(Mike Matthews' images from Saturday's Peach Festival Parade)
Since the recession, most working families in Delaware have been forced to do more with less. Yet while families experience pain at the gas pump and cuts to transportation and education, corporations are back in the black, turning record profits.
The worst problem faced by many corporations is one that no working person will ever have: finding places to hide all their excess cash. That’s a real problem for huge multinational corporations like Apple, which was recently found to have channeled $74 billion in profits to Ireland in order to avoid billions of dollars in taxes.
Nothing underscores the need for federal tax reform more than corporations struggling to find places to hide piles of cash while working people are struggling. Unpaid corporate taxes could have offered help to working people by funding roads, schools and expanding health care. That’s why it’s important to reform our tax system so that big corporations and the wealthy stop ducking their responsibilities.
Unfortunately, Apple is not alone in tax dodging. Plenty of other American companies like Boeing, Verizon and Wells Fargo have used tax loophole accounting tricks to minimize or avoid federal taxes in recent years, according to a nonpartisan research group. Delaware’s own DuPont actually managed to get refunds totaling $723 million from Uncle Sam from 2008-10, despite making more than $2.1 billion during that same period.

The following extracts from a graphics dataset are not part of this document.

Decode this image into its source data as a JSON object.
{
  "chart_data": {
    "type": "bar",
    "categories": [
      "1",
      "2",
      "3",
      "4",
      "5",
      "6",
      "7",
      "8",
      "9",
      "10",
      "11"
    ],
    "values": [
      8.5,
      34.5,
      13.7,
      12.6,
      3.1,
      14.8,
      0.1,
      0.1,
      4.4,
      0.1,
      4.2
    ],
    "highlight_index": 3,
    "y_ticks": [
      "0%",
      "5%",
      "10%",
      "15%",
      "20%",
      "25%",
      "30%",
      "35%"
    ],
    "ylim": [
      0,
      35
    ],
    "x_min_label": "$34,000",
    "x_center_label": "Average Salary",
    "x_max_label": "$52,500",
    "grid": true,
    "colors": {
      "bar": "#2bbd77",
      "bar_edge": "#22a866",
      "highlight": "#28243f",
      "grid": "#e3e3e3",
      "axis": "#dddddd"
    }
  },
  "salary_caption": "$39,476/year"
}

When corporations don’t pay taxes, it takes a toll on middle-class families who are forced to make up the difference. According to the Government Accountability Office, large, profitable corporations on average pay only onethird the official corporate income tax rate, or 12.6 percent. The percentage of federal revenue from the corporate sector is at the lowest level in 60 years, another government analysis found.
The good news is that Congress is working on reform. The bad news is that some of the ideas that have emerged from the process would only make matters worse. Some in Congress want to declare a temporary amnesty on overseas tax dodging; allowing corporations to bring their stashed cash home practically tax-free. Congress tried such a “repatriation holiday” in 2005, with the promise that if we give corporations a temporary pass, they would create jobs. Unsurprisingly, all the repatriated dollars, which were supposed to create American jobs, went instead into the pockets of top executives and wealthy shareholders.
Others are pushing for an even more drastic approach: a permanent tax amnesty. This would allow U.S. corporations to never pay another dime in taxes on profits they make offshore – or they claimed to make offshore. To many corporations, “offshore” is nothing more than the click of an accountant’s mouse or a post-office box in the Caymans. Perhaps worse than the postoffice box scheme, many corporations just set up their entire operation overseas to cash in on rock-bottom tax rates, taking good jobs with them.
It doesn’t take an economist to realize corporations will exploit any and all loopholes decreasing their taxes. And sadly, most of the time they’re not even doing anything illegal. They’re simply taking advantage of a system that is broken. We need to fix our broken tax system with the right kind of reform that demands corporations and wealthy individuals give back to the nation that helped them make their fortunes.
Legislation currently proposed in Congress would close corporate tax loopholes encouraging companies to hide profits and ship jobs overseas. The Corporate Tax Fairness Act would raise nearly $590 billion of revenue to invest in our communities. While working families struggle, we cannot afford to leave $590 billion on the table.
Almost 75 percent of commercial office cleaners in Wilmington are represented by 32BJ SEIU. Our union cares about tax reform because no janitor earning $10 per hour should be shouldered with a higher tax responsibility than wealthy corporations.
When workers organize for better wages and benefits, they win when their demands are stronger than the resistance of the company. They rarely win because companies decide paying them fair wages is the right thing to do. The same rule can be applied to tax reform. Corporations will stop abusing loopholes and pay their fair share only if our leaders in Congress have the courage to make them.
Delaware’s Congressional delegation, including Sen. Carper who sits on the powerful tax-writing committee, should support tax reform that forces corporations to do the right thing for working families.
Gabe Morgan is the Delaware and Pennsylvania Director for Local 32BJ of the Service Employees International Union, which represents office custodial employees in Wilmington and the surrounding New Castle County.